花子(第2页)
像花子这样闯**世界的女孩,别人常会问起她的身世,而她的回答,总是千篇一律的套话。就像左拉写的一个小女孩,在火车里讲Lourides(鲁尔德)岩洞的水十分灵验,她在那儿治好了脚伤。因为每次重复同一件事,熟能生巧,如同一个熟练的作家写文章一样。幸好罗丹出其不意的问话,打破了她的老一套。
“离山比较远,但一旁就是大海。”
这回答罗丹听了很中意。
“经常坐船吗?”
“经常坐。”
“自己会撑船吗?”
“那时还太小,自己没撑过,是父亲撑的船。”
罗丹的脑海中,浮现出一个画面。接着,默然良久。他是个爱沉思的人。
冷不防,罗丹向久保田说:“小姐知道我是从事什么的吧?她肯脱去衣服吗?”
久保田想了一下。要是别人,向自己女同胞转达脱衣之事,他自然不干。而罗丹就另当别论了,这无须多想。他所考虑的是,花子会怎么说呢?
“先说说看吧。”
“请。”
久保田向花子说了这样一番话:“先生有件事与你商量。我想你也知道,先生是举世无双的雕刻大师,专事人体雕刻的。现有一事相商,不知你能否脱下衣服给大师观摩一下?你也看到,先生已一把年纪,眼看就望七了。而且正如你所见,完全是正派人。如何?”

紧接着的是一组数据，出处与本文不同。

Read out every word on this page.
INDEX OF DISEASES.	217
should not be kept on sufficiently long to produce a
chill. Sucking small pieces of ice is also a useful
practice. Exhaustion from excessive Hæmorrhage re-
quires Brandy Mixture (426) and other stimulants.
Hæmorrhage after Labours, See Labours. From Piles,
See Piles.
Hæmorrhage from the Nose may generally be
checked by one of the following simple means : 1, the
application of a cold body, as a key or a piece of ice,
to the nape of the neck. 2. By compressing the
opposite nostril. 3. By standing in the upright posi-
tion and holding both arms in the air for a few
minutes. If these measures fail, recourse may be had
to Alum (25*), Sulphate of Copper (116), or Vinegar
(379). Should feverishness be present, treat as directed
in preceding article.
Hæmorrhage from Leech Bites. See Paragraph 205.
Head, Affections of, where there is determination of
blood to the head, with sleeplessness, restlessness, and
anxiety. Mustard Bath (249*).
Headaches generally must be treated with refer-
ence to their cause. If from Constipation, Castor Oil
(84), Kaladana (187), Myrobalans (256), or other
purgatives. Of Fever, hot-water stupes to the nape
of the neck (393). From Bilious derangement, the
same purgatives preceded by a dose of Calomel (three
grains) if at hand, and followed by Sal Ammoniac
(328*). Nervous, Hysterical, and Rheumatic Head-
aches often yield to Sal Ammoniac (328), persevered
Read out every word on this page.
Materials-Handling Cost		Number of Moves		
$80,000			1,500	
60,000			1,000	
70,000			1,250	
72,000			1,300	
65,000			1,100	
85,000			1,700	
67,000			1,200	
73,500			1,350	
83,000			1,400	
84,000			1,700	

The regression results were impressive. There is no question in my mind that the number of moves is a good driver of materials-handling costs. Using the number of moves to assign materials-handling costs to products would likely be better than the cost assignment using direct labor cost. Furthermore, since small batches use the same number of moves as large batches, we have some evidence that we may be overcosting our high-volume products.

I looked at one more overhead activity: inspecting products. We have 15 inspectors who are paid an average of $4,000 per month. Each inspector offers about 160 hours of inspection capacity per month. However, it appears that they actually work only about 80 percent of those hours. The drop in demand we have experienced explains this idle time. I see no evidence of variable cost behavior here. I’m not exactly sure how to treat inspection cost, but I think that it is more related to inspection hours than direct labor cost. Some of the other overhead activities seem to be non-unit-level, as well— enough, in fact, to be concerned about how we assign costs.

说的时候,久保田一直注视着花子的脸色。心想:她是害羞呢,还是忸怩作态,要么是抱怨?
“好吧。”花子坦率而爽快地回答。
“她同意。”久保田告诉罗丹。
罗丹面露喜色。从椅子上站起来,拿出纸和粉笔,放在桌上,问久保田:“你在这儿等吗?”
“我工作中也会碰到同样的难题,但留下来会让小姐感到不便。”
“是吗?十五、二十分钟就能结束。请到那边书房等吧,可以点支烟。”罗丹指了指那边一扇门。
“他说十五、二十分钟就能画完。”久保田向花子打完招呼,点上香烟,消失在那扇门内。
久保田进的这间小房间,两侧相对各有一门,窗户只有一扇。窗前摆了一张毫无装饰的桌子。对着窗的墙和两侧,都立着书架。
久保田站了一会儿,看着书脊上的字。那些书看上去不像是特意收集的,而是碰巧放在一起的收藏品。罗丹天生喜欢书,少年时虽然很穷,但据说在Bruxelles(布鲁塞尔)的街头流浪时,也手不离书。那些又旧又脏的书里,有的一定蕴含着许多值得纪念的东西,所以才千里迢迢特意带到这儿来。
烟灰快要掉下来了,久保田走近桌旁,弹进烟灰缸里。
桌上搁着一本书,他想看看是什么,便拿起来翻了翻。
一本镶金边的旧书靠窗放着,以为是《圣经》,打开一看,是《神曲》的袖珍本。拿起身前斜放的一本来看,是波德莱尔全集中的一册。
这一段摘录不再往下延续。